The pipeline construction involved location-specific hazards, which needed to be managed, including:

 
•   Crossing and working on ice, ice bridges, etc.;
 
• Very unstable landslide areas;
 
• Swamp areas;
 
• Pipe string instability on poor ground conditions, and particularly on slopes;
 
• Encounters with bears, particularly during non-noisy, survey-type activities; and,
 
•   Encroachment into no-go areas where unexploded ordnance had not been cleared.

A ‘focused action plan’ was developed to focus attention and efforts on the four main topic areas of safety concern, which were identified as drivers, vehicles, site supervision, and subcontractor management. Each topic had a senior management sponsor and a designated leader. This approach, coupled with strict consequence management, had a positive effect on incident frequencies and severities.

The existing road traffic culture was not conducive to safe road travel. The project-specific controls comprised compulsory defensive driving tests, vehicle inspection/testing, seat-belt fixing, seat-belt wearing compliance, speed-limit compliance, and daily alcohol testing for professional drivers. A fleet of road transport monitors was used to control speeding, alcohol misuse, and other offences.

Low temperatures and deep snow were managed via thermal clothing, warm shelters, journey management rules in relation to travelling alone, and emergency survival kits in vehicles.
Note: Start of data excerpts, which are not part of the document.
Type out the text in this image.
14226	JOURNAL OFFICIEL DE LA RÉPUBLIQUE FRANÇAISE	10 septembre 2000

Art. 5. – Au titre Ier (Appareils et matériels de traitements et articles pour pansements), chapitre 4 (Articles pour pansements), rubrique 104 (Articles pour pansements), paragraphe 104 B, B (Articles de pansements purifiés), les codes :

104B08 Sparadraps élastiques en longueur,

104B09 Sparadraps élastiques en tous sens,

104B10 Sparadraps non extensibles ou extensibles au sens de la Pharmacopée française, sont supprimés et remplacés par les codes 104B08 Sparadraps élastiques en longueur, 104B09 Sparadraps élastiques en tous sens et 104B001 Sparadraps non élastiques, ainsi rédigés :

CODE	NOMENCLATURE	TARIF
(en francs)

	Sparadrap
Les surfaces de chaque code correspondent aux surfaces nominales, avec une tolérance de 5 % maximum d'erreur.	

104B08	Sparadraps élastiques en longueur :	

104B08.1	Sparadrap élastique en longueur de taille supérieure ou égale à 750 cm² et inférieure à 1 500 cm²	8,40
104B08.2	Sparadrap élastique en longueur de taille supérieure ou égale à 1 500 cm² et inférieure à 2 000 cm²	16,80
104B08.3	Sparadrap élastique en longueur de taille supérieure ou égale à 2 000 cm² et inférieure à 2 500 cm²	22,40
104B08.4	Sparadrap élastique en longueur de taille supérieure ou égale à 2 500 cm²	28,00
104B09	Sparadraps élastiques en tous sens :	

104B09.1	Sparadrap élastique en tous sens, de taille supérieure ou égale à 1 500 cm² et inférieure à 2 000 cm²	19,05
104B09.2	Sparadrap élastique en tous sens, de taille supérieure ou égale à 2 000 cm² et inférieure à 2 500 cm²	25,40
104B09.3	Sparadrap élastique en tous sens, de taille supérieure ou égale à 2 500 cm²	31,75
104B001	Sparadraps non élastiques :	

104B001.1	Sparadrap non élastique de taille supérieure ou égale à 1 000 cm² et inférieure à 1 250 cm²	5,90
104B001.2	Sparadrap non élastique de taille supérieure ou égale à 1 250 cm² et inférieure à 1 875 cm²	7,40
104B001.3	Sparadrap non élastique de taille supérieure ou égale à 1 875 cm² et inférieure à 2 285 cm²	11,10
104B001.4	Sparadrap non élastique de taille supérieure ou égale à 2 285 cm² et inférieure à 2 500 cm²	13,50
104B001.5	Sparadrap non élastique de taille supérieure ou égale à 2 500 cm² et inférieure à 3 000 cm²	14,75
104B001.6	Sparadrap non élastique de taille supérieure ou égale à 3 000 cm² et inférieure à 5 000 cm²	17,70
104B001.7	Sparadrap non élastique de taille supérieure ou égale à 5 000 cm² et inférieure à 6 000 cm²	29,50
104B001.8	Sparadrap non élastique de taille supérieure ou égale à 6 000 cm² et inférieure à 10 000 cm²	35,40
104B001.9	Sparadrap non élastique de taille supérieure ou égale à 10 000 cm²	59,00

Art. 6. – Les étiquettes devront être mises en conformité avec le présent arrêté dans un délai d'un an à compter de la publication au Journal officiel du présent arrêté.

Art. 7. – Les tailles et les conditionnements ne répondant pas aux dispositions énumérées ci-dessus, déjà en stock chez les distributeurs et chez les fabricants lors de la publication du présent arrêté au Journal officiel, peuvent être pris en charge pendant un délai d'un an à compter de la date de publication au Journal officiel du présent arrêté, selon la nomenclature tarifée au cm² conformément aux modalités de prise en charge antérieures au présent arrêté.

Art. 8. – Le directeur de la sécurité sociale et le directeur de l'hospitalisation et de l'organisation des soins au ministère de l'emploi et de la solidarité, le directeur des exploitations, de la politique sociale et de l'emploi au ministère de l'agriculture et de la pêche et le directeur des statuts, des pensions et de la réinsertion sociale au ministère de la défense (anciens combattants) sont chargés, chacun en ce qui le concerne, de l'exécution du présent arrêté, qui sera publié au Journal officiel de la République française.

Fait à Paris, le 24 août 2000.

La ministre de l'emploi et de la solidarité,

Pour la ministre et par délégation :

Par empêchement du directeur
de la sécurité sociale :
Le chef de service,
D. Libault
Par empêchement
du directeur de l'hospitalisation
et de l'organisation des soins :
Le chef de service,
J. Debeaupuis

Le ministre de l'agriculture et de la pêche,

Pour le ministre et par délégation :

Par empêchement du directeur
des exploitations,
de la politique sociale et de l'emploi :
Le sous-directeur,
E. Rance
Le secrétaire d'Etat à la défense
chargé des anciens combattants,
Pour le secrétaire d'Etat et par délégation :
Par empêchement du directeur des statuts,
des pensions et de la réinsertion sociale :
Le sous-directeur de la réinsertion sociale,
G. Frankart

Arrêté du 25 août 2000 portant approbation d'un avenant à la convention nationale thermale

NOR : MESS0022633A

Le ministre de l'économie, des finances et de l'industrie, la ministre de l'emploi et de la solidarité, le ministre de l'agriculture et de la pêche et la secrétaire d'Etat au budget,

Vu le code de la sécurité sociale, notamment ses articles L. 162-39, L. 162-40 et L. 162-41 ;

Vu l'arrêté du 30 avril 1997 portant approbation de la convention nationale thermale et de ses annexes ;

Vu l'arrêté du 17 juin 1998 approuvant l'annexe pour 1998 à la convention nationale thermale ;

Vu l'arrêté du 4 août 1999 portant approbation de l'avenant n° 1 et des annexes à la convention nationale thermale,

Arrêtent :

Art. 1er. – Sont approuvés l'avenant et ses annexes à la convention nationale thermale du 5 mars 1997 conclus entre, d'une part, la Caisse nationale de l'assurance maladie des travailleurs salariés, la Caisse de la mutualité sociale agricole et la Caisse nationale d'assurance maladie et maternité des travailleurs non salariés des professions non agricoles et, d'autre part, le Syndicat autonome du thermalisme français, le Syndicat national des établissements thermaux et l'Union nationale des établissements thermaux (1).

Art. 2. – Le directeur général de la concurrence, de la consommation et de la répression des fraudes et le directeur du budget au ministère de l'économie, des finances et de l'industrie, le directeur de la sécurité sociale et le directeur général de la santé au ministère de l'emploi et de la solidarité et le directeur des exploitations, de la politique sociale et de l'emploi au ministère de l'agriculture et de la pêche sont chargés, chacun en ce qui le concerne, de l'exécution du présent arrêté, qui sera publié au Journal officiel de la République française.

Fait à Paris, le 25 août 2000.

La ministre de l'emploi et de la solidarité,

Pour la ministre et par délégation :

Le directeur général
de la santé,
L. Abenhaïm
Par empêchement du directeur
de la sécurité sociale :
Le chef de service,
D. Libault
An additional safety hazard on Sakhalin Island was the significant occurrence of unexploded ordnance remaining from World War II. This affected most of the onshore pipeline route, particularly in the southern half of the island. A specialised contractor, in combination with the Russian military, cleared huge areas of pipeline right-of-way, station areas, and camp/storage sites.

Preserving the environment

There were several important environmental challenges in relation to both flora and fauna. Offshore, the main environmental consideration was the western grey whale. Some major re-scheduling and re-routeing of the pipeline was necessary to avoid any potential impact on the whales, as monitored by international experts on the Western Grey Whale Advisory Panel. Re-routeing around the main whale feeding areas was required, as was maintaining low noise levels from all vessels and work activities in the vicinity of the feeding areas.

Onshore, the route passes along the outer part of two nature-reserve areas and these required special pipeline construction techniques and treatment of the flora. In addition, a rare species of orchid along some parts of the route was protected from damage.

The onshore environmental challenges to fauna concerned the following:

• The Stellar’s sea eagle – protection of nesting sites and the control of noise levels during the breeding season;
 
• Migrating reindeer – migration routes were kept open to avoid affecting the migration patterns;
 
• Salmon spawning – hundreds of sensitive salmon rivers were crossed in restricted time periods to minimise impact on the spawning grounds; and,
 
•   Sakhalin dunlin, Aleutian tern and Spotted greenshank – protective measures were necessary to avoid disruption to nesting habitats during certain periods of the year.

More than 100 cultural heritage sites were identified along the pipeline route, and these were either bypassed by a re-route or protected from the main construction activities until archaeological excavations and studies had been completed. This resulted in more than 30,000 archaeological finds, many of them crucial for understanding the prehistoric age.